Go To It by Vess Ossman, Jr., from 1917.
It was not uncommon during this time period for hospitals to have a musician on staff to entertain and relax patients, an early form of music therapy. His oldest son was also residing in Dayton, already married and divorced, and similarly working as a musician. Vess, Sr., was now working with his own Ossman's Singing and Playing Orchestra, a moderately-sized dance band, in Dayton as well as in Indianapolis, Indiana and other regional metropolitan areas, playing primarily in dance halls and in cinemas between reels and or for special occasions. In 1921 and 1922 there were notices for appearances by the Ossman group throughout the Midwest, including Detroit, Chicago, Milwaukee, and Indianapolis. Vess, Jr., who had joined with his father, and in April of 1922 he was advertising in The Billboard for a number of musicians to form a new ensemble based in that city. The younger Ossman was soon the musical director of the Miami Hotel in Dayton.
There seemed to be a smooth transition between father and son in the early 1920s as Vess, Jr., appeared to have taken over the title of "World's Greatest Banjo Player" under the same name, in spite of the popularity of Fred Van Eps. The younger Sylvester formed another two-banjo act initially with his father, then later with other players, which was called The Ossmans no matter who the identity of other banjoist was. In 1923, father and son took their act on the road as part of the B.F. Keith's Vaudeville circuit. Now nearing 55 as the tour started, Vess L. Ossman was no longer able to withstand the rigors of constant travel and performance. In late November at a show in Minneapolis, Minnesota, Sylvester suffered a minor heart attack. He was sent to the hospital to be checked out, then returned to the show within a couple of days. A week later while in Fairmont, Minnesota, he suffered a major heart attack just after what turned out to his last performance on stage, and died shortly afterwards. For reasons difficult to discern, Vess was not interred in Hudson, or even Dayton, but was laid to rest in Valhalla Cemetery in Saint Louis, Missouri. It is possible that the family was relocating there, as it would be the home base for his son by the mid-1920s.
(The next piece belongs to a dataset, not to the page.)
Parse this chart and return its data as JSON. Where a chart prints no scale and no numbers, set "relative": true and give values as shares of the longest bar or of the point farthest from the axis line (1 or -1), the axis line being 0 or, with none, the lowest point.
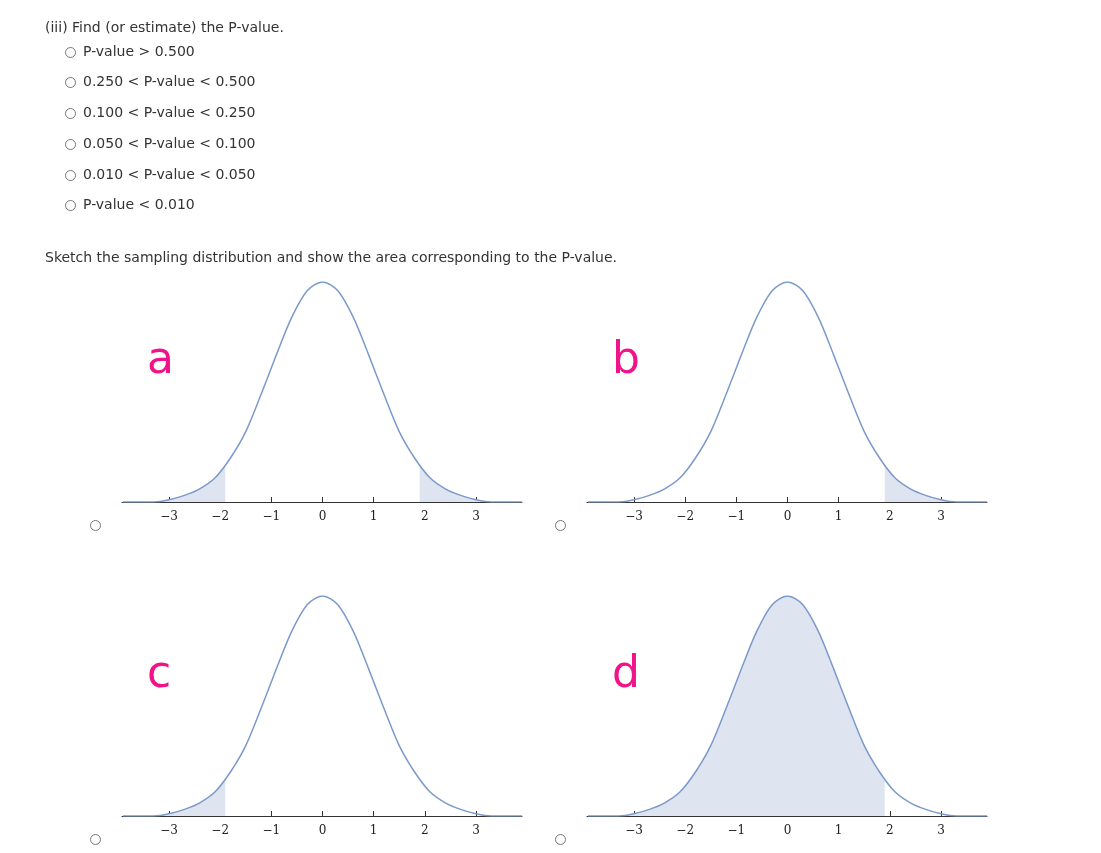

Vess, Jr., continued to work throughout the 1920s, and managed to live up to his father's reputation as a banjoist, in addition to select other instruments. As the banjo lost favor with the public during the Great Depression, Vess switched to guitar for a time, and then either worked for or ran his own theatrical agency, as noted in Saint Louis directories and the 1940 enumeration. At the beginning of World War II he secured a position in a small arms plant, but managed to work there for only a few weeks. The younger Ossman did not live even as long as his father, dying in Saint Louis of coronary thrombosis fron angina on January 22, 1942, just short of his 49th year. Today, the legacy of the original Vess Ossman lives on in compilations of his early cylinders and discs, and should be highly regarded for its role in bring the originally black music form of ragtime into the homes of white music lovers everywhere, helping to create an appreciation and generate increased popularity of this unique American genre.